Note how there’s no user that updated this, and hence I believe that the library version is probably something like 535.182, but not 535.172 which is desired by the driver (I did get an extra message from nvidia-smi about the library version being 535.182 at the beginning as well).

So I think I have a few options:

  1. Figure out how to downgrade my libraries / upgrade my driver.
  2. Remove kernel version 6.5.0
  3. Let nvidia-modprobe only install for kernel version 5.15.0

For 1, it’s not so clear how to do this. 2 seems likely, but when I tried to do so, I receive this info:

Log info

The following packages were automatically installed and are no longer required:
amd64-microcode linux-headers-generic-hwe-22.04 thermald
Use ‘sudo apt autoremove’ to remove them.
The following packages will be REMOVED:
linux-generic-hwe-22.04* linux-image-6.5.0-35-generic* linux-image-generic-hwe-22.04*
0 upgraded, 0 newly installed, 3 to remove and 55 not upgraded.
8 not fully installed or removed.
After this operation, 14.3 MB disk space will be freed.

I probably don’t want to remove the linux hwe kernel - just an instinct.

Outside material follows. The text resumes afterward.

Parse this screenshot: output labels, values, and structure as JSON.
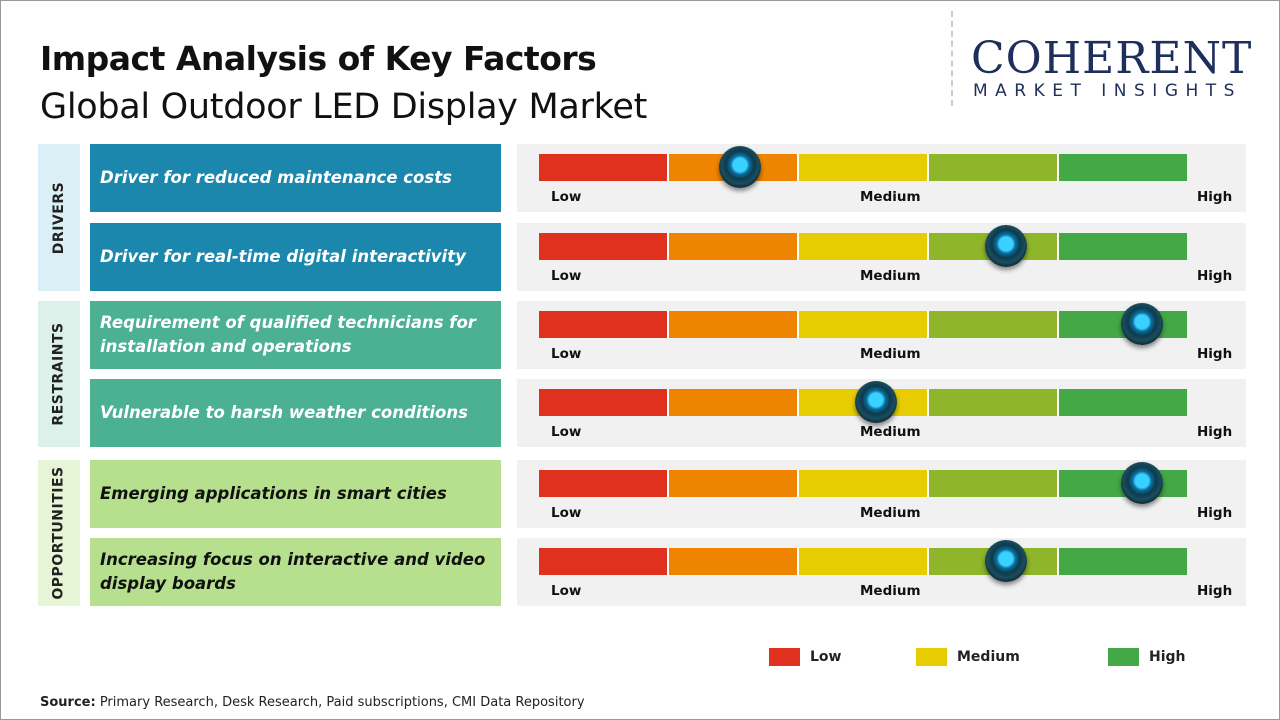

And perhaps this gives some insight for 3 - nvidia-modprobe probably is installing the kernel modules for the “main” version, for which the hwe kernel is associated, or 6.5.0-35-generic. So perhaps I’d like to find a way to “de-main”-ify the 6.5.0 kernel or remove the kernel entirely.

How do I do either one of these 3 things? Thank you very much!